Investing, inequality and capitalism 

I’ve thought about how investing contributes to inequality. The rich are able to invest and get richer while the poor has no money to invest because they can barely get by. It’s ridiculous that buying and selling stocks while sipping your fancy latte can make more money than my parents working at a factory for a whole year. It honestly feels fucked up. I have, however, accepted this as part of how this world works. I applaud people who opt out but I can’t. I just can’t stand rich people getting richer by not doing much. These people aren’t even that smart. The activist investors, what do they really do, yet they demand the companies they target to do layoffs. These activist investors actually motivated me to put more time into active investing — I have enough experience and intelligence so why shouldn’t I too make better use of this capitalist system?

I know some may think of me as one of the rich. I sincerely object to that. Certainly I have a pretty good tech job but I’m from one of the poorest regions in China and my parents, as migrant factory workers, don’t have a safety net when they retire. I already mentally allocated half of my net worth for their retirement. If you’re angry at the rich, there are better targets to direct your resentment to.

Investing and morals

Some may laugh at the idea of involving morals in investing. I take it pretty seriously. I don’t invest in companies I find morally objectionable. I do research on the companies I invest in. Spotify, for example, has a reputation of paying artists poorly. Yet that’s a misconception. Spotify pays 70% of their revenue from music streaming to the record labels and how the artists are paid is up to the agreements the artists have with the record labels. One may then reasonally question why the revenue per stream on Spotify is lower than other streaming platforms. The explanation is that Spotify has a more international user base and a stream in India doesn’t pay as much as a stream in the US, similar to how an ad impression in the US generates more revenue than one in China. I’m not defending Spotify here because one is entitled to their opinion but my conclusion after reading deeply into how Spotify makes money is that I feel comfortable investing in this company. On the other hand, I can’t say the same for Apple, and as a result, I won’t invest in Apple unless something changes. That something could also be its stock price dropping 50% — I’m flexible, after all, I even bought META after its 70% drop. Yes, I don’t invest in META because I don’t believe their products (except WhatsApp perhaps) are good for the society even though I’m a heavy Instagram user.

Books you should read

As a starter, you should definitely read John C. Bogle’s The Little Book of Common Sense Investing. He was a strong advocate for investing in low cost index funds. These funds track a broad market and you’ll be able to get the market return. They also typically have the lowest management fees.

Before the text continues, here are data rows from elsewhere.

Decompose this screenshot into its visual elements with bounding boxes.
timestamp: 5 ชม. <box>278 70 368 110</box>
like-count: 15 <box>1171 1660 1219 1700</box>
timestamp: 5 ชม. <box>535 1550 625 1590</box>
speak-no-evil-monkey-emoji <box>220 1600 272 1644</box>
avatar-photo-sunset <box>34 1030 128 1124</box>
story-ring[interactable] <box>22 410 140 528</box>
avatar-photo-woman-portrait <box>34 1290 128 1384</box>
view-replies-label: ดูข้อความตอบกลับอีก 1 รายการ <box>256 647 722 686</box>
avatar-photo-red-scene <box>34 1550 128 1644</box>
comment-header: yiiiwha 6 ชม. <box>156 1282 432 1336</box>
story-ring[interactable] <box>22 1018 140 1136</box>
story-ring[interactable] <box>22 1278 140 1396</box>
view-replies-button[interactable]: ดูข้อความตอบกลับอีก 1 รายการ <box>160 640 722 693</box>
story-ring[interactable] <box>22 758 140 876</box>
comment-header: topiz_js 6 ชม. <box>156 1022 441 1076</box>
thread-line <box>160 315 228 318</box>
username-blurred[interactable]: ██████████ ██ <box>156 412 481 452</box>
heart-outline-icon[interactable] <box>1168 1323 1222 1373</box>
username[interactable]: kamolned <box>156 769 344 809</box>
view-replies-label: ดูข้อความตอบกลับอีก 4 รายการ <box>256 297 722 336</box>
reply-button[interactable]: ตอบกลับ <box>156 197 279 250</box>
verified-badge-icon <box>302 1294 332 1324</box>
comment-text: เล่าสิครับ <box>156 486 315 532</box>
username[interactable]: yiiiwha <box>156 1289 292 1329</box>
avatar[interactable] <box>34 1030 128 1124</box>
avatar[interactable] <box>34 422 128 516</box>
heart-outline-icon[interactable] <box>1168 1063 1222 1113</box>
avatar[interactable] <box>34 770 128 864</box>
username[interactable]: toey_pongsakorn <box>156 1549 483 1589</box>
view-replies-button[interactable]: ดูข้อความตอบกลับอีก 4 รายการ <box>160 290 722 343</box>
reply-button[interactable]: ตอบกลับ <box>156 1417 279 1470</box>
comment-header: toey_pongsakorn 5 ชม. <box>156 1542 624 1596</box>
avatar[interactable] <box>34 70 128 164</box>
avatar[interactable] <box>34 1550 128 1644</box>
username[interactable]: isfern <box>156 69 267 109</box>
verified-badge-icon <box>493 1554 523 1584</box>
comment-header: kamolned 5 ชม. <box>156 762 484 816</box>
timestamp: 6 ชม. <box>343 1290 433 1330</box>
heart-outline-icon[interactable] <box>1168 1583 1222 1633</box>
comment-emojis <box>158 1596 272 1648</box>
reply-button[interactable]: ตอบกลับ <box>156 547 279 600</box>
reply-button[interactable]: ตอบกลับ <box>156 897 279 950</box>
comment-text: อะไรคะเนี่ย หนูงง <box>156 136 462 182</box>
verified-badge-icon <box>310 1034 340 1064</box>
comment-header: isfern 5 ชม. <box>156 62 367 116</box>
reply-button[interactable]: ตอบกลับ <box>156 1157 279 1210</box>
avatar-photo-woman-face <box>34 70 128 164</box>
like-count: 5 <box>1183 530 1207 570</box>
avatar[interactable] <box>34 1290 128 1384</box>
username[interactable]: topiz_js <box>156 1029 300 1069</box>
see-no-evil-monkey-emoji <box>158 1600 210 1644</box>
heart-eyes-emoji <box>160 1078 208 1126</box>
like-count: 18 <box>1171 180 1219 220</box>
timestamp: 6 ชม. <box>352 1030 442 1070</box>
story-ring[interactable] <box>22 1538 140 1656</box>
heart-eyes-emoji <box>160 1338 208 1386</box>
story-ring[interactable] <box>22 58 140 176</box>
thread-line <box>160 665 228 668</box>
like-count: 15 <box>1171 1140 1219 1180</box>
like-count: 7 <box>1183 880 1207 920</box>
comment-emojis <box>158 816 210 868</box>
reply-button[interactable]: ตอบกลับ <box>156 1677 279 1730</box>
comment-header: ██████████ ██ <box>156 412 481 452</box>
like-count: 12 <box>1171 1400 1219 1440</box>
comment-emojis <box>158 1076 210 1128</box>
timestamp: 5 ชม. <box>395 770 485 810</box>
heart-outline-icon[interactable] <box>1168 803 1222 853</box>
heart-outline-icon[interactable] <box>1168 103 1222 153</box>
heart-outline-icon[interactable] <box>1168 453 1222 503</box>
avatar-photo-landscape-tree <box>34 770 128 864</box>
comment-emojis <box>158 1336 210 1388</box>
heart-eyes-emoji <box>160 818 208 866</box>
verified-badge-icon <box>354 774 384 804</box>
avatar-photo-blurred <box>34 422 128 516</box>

For active investing, I’d recommend Peter Lynch’s books. I learned the most from Lynch and if you read his books, you’ll realize this blog post is just a rehash of what he already said.

Getting started

You can get started with creating an investing account with your bank. A lot of banks offer investing accounts but in case yours doesn’t, there are popular brokers where you can trade stocks. Schwab and Interactive Brokers are two popular ones. I personally use Interactive Brokers and found it pretty good. If you’re interested in starting an account there, you can use my reference link. If you’re in Canada, I highly recommend Wealthsimple, which offers zero commission trading. My referral code is BD_W4G.

Ending Notes

I started writing this blog two weeks ago and a lot happened since. Legendary investor Charlie Munger passed away and I recommend everyone who is interested in investing to read more about him. News specifically related to my holdings include Nelson Peltz is restarting his proxy fight with Disney and Spotify announced a surprise layoff. You wouldn’t need to care about news like these if you don’t invest in individual stocks. Just invest in index funds and relax. But then, you see, I’d still follow these news even if I don’t invest in these companies.